Tearing mode stabilisation by ECRH and ECCD
A target plasma at Ip=400 kA, Btor=5.6 T, qa~5, ne,line 0.4 1020 m-3, POH~500 kW, showing saturated Tearing Modes (likely m=2,n=1), coupled to a more internal odd m-order mode, was used for MHD stabilization by localized ECRH (Electron Cyclotron Resonance Heating).
Two gyrotron were available for ECRH/ECCD (Electron Cyclotron Current Drive), at PECRH=430 kW each.
The position of the absorbing volume was changed by steering poloidally the beam axis from shot to shot, at fixed toroidal magnetic field and constant target plasma parameters.

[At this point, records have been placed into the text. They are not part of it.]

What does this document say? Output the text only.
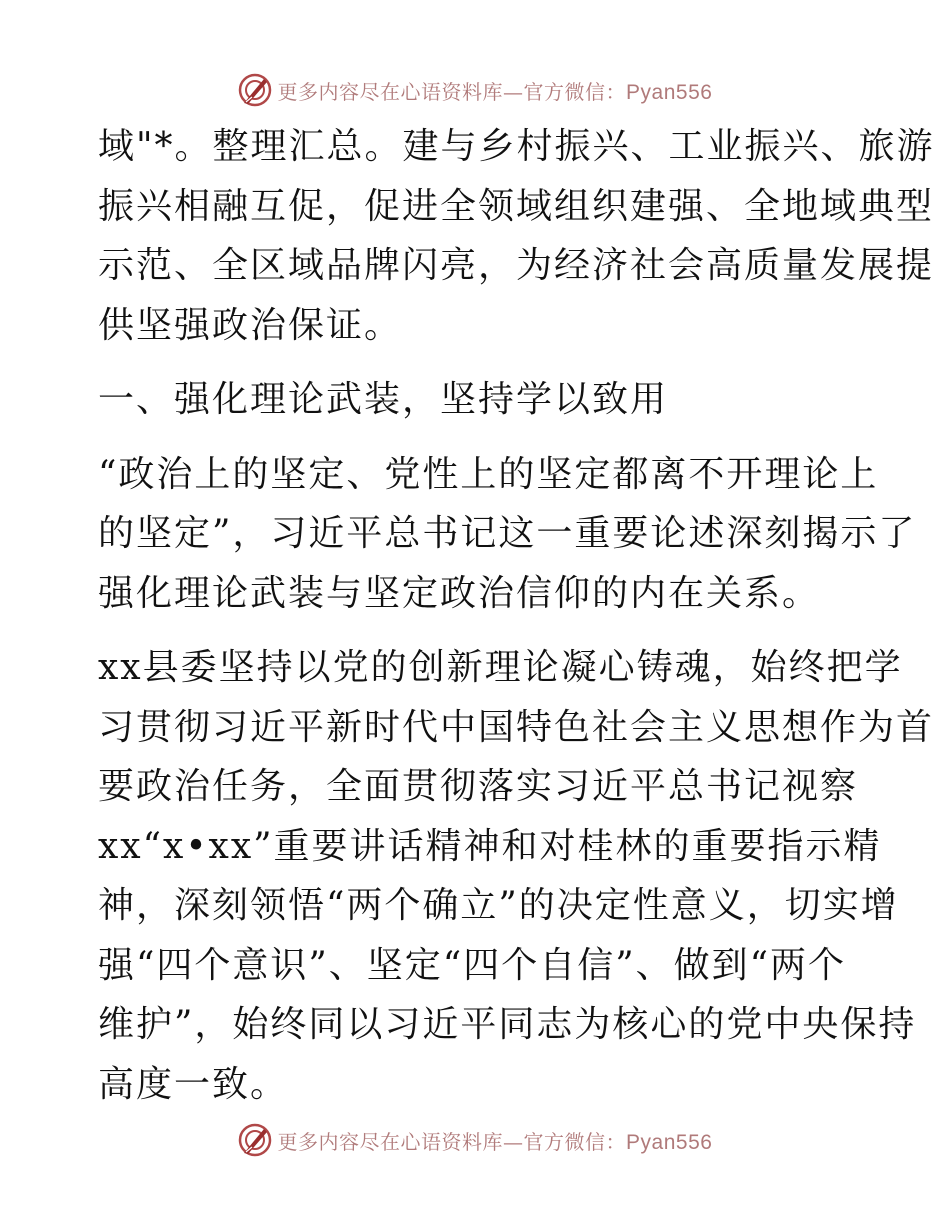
更多内容尽在心语资料库—官方微信：Pyan556

域"*。整理汇总。建与乡村振兴、工业振兴、旅游
振兴相融互促，促进全领域组织建强、全地域典型
示范、全区域品牌闪亮，为经济社会高质量发展提
供坚强政治保证。

一、强化理论武装，坚持学以致用

“政治上的坚定、党性上的坚定都离不开理论上
的坚定”，习近平总书记这一重要论述深刻揭示了
强化理论武装与坚定政治信仰的内在关系。

xx县委坚持以党的创新理论凝心铸魂，始终把学
习贯彻习近平新时代中国特色社会主义思想作为首
要政治任务，全面贯彻落实习近平总书记视察
xx“x•xx”重要讲话精神和对桂林的重要指示精
神，深刻领悟“两个确立”的决定性意义，切实增
强“四个意识”、坚定“四个自信”、做到“两个
维护”，始终同以习近平同志为核心的党中央保持
高度一致。

更多内容尽在心语资料库—官方微信：Pyan556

The main results are summarized in Figs.1-4.
In Fig.s 1,2 the two shots #18004 and #18015 are compared. They do represent typical cases of ECRH (perpendicular beam injection) where TM stabilization is not and is achieved respectively.
Fig.1 - Top to bottom: 1) magnetic signals (Mirnov coils); 2) Te,0 (fast ECE polychromator); 3) Tq=2 (fast ECE polychromator); 4) average central line density; 5) peak ion temperature from neutron emission; 6) average stored density; 7) tE/tE,OH. Shots #18004 (MHD enhanced) and #18015 (MHD stabilized) are compared. ECRH starts at 0.5 s.
ECCD contribution is exemplified in Fig.s 2,3, where typical shots with oblique launch #18041 and #18045 are compared. In both discharges co-injection at a toroidal angle of 10o was performed. In #18041 a beam with PECRH=430 kW at perpendicular injection is switched on first at 0.5 s, then replaced a beam at oblique injection (at about the same poloidal position and having the same power) from 0.75 s up to 1.1 s. In #18045, instead, oblique injection is applied first.
Fig.2 top: Te,0 and Te,q=2; 0.5-0.75 s; 400 kW perpendicular injection (no ECCD); 0.75-1.1 s 400 kW at toroidal angle10o
bottom: Te,0 and Te,q=2; 0.5-0.75 s ; 400 kW at toroidal angle10o; 0.75-1.1 s 400 kW perpendicular injection (no ECCD).
Fig.3 top: Te,0 and Te,q=2; 400 kW perpendicular injection (no ECCD);
bottom: Te,0 and Te,q=2; 400 kW at toroidal angle +10o.
Preliminary analysis of the experimental data led to the following assessments:
1. If the absorption volume is inside the radius where the Te fluctuations due to mode rotation are largest, both temperature and magnetic fluctuations are maintained during ECRH. Fluctuations are even enhanced when approaching from the inside the island position.
2. If the absorption volume is located where the maximum Te fluctuations occur (likely within the magnetic island), stabilization is achieved with PECRH=430 kW. A difference of ~ 2 cm in the absorption radius rabs is enough to switch from TM enhancement to TM stabilization.
3. Stabilization is marked by a strong reduction of magnetic oscillations. Thermal oscillations are also suppressed.
4. Stabilization involves not only (2,1) tearing mode mode, but also an odd mode, not shown in the figures, coupled to (2,1).
5. If absorption radius is moved further out, stabilization may still occur, but with a significant delay (~0.1 s) (case not shown in figures).
6. If TM modes are stabilized, a net improvement of core confinement is observed.
7. The central temperature increase in case of stabilization is much higher than in the case of maintained, or even reinforced, TM oscillations (fig.4).
8. The density increases more during stabilization; Thomson Scattering measurements confirm the peaking of the electron density in the core (not shown in figures).
9. Neutron emission increases only if TM are stabilized.
10. The energy stored in the core is therefore much higher with stabilization. Also the global confinement time has a much less degradation with ECRH if TM disappear.
11. When stabilization occurs, Te peaking due to enhanced core confinement may lead to sawtooth appearance (but not necessarily, since there are cases with TM stabilization but without sawteeth appearance).
12. The main stabilizing effect comes from ECRH. ECCD apparently has only a second order effect on sawteeth (which might be suppressed also).
13. When ECCD is added (oblique injection) to ECRH, a much less stable condition is achieved.